Users could choose to add or delete districts from the bar chart to make the comparisions more straightforward and intuitive.
-
It's interesting to explore the correlation between total price and unit price of a second-house. In early years, because few people can afford expensive houses, so the average unit price for large houses is actually cheaper. But as time goes by, when large houses become scare resources, the average unit price of large house actually grows. Therefore, I calculated the average unit price of different area at an interval of 5. Originally, I plan to plot with a line chart. However, because there are some missing point for some areas, line chart will be imcomplete.

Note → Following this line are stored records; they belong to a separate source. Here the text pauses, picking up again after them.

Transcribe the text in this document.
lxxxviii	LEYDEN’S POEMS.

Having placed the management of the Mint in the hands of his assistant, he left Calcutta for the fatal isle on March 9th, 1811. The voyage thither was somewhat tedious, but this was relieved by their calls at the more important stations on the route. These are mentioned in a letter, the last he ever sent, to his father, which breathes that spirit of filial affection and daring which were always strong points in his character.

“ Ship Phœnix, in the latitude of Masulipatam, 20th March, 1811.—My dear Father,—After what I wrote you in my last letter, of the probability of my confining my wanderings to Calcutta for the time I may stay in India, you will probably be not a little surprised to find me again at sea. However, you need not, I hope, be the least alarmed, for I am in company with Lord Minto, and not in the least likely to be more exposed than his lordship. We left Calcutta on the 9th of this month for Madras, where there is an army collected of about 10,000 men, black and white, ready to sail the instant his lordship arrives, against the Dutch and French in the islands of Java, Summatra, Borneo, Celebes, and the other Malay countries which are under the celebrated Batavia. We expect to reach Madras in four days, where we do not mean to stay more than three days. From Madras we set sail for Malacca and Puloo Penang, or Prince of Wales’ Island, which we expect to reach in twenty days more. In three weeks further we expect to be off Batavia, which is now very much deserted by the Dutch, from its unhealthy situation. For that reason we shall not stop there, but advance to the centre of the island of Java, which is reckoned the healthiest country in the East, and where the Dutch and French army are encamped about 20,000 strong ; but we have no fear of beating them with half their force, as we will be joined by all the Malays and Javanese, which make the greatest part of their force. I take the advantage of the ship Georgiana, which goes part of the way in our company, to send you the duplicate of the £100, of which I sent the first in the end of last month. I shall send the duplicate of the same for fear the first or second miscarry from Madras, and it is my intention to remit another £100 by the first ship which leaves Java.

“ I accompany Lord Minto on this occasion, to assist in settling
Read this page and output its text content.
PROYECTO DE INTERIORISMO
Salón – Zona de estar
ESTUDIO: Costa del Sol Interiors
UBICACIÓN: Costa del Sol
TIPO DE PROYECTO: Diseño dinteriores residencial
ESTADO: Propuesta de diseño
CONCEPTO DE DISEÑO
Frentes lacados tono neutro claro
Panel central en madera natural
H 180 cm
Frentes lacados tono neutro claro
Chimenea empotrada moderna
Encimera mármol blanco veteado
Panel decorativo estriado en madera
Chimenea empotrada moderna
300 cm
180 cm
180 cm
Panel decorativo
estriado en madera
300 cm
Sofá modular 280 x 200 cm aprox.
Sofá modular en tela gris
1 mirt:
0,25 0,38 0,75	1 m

Therefore, I decided to use scatter plot to show such correlation.
-
Year is definetly an important factor that will influence house price. House prices grows as time goes by. Therefore, users could explore such change by selecting different years.
Because this is a solo project, so I implemented all the process by myself. It tooke me around two days to develop this visualization application (around 5 hours + 5 hours).
Actually the visualization is not the most time-consuming part for me. It took me a lot of time to think about which dataset to use and what kind of research question would be meaningful to explore.
As for the difficulty of realizing different components, the first one is definitely harder than the rest. First, because it's the first one to impelemet, so I spent a lot of time on familiarizing myself with the API. After completing the first plot, rest of the work becomes much easier.